John Cartledge

Personal information
- Born: 16 May 1855 Burton Joyce, Nottinghamshire, England
- Died: 8 July 1907 (aged 52) Stoke Bardolph, Nottinghamshire, England
- Batting: Right-handed

Domestic team information
- 1878: Derbyshire
- Only FC: 1 July 1878 Derbyshire v All England Eleven

Career statistics
| Competition | First-class |
| Matches | 1 |
| Runs scored | 1 |
| Batting average | 0.50 |
| 100s/50s | 0/0 |
| Top score | 1 |
| Catches/stumpings | 0/– |
- Source: CricketArchive, 25 January 2011

= John Cartledge =

English cricketer

John Cartledge (16 May 1855 – 8 July 1907), born John Cartledge Foster, was an English cricketer who played for Derbyshire in 1878.

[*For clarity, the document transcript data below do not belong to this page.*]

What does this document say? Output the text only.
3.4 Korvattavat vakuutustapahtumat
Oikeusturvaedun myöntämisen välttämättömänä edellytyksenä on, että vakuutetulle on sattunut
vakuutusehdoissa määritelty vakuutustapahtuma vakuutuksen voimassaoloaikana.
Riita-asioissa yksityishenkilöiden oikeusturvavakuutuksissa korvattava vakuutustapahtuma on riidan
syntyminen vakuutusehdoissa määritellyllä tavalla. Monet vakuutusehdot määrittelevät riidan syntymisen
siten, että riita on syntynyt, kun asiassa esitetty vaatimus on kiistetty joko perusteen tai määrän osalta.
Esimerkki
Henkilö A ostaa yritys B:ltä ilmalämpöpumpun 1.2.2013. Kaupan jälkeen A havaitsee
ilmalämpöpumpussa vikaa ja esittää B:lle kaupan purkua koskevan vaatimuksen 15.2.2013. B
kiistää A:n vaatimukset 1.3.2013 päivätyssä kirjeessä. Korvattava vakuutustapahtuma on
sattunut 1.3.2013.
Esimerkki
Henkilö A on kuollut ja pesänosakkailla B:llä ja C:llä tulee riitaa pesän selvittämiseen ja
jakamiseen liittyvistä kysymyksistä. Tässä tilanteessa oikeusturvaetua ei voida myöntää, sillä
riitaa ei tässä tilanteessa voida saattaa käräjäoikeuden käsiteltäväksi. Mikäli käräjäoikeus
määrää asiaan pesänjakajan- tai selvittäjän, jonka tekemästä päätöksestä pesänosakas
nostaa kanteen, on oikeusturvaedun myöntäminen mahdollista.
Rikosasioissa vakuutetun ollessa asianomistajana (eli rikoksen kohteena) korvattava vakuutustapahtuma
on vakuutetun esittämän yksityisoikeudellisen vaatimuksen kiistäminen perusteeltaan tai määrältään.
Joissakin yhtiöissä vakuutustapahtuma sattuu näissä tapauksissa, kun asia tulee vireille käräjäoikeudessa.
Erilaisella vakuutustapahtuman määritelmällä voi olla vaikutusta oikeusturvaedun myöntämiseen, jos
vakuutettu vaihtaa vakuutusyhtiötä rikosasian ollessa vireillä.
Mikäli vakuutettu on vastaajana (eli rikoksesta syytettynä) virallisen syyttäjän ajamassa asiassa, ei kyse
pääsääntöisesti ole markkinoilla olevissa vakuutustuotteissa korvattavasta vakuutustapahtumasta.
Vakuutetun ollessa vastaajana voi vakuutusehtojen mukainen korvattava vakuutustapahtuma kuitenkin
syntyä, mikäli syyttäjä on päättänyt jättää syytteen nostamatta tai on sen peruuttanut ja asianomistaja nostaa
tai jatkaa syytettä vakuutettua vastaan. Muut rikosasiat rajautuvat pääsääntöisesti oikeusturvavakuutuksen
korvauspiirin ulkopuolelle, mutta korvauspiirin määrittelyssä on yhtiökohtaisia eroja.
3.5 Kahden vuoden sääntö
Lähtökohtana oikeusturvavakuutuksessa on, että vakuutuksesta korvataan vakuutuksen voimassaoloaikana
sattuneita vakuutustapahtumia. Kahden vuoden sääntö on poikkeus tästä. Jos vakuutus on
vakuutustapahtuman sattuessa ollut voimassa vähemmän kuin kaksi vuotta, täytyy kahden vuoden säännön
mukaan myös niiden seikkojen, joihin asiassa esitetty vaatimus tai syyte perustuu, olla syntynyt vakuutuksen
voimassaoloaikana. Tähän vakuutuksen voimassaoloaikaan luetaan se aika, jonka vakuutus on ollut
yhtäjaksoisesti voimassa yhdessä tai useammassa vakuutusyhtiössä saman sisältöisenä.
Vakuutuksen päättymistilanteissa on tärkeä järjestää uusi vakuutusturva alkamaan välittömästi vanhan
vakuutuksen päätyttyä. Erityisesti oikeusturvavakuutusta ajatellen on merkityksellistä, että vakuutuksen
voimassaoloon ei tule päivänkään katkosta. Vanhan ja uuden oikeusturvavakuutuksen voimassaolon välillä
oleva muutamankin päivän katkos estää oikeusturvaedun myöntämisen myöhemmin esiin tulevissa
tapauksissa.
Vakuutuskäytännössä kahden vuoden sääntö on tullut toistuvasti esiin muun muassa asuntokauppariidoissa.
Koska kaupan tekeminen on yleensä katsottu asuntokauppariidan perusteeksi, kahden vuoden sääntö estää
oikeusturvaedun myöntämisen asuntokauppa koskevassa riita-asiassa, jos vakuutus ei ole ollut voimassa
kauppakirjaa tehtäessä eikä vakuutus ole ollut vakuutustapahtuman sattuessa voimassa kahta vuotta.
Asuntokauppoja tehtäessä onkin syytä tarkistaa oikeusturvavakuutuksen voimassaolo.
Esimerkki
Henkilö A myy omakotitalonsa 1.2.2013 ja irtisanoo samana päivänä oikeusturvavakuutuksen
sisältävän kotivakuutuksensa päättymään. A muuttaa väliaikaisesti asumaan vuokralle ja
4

Cartledge was born in Burton Joyce, Nottinghamshire. He took part in a Derbyshire vs. All England Eleven fixture in the 1878 season Nine of the players in the All England Eleven were past, present, or future Test cricketers, and Derbyshire lost by seven wickets. Cartledge played as a lower-middle order batsman and was dismissed by Alfred Shaw for 1 and Dick Barlow for 0. Cartledge played a game for Nottinghamshire Colts in 1879.

Cartledge died in Stoke Bardolph, Nottinghamshire at the age of 52.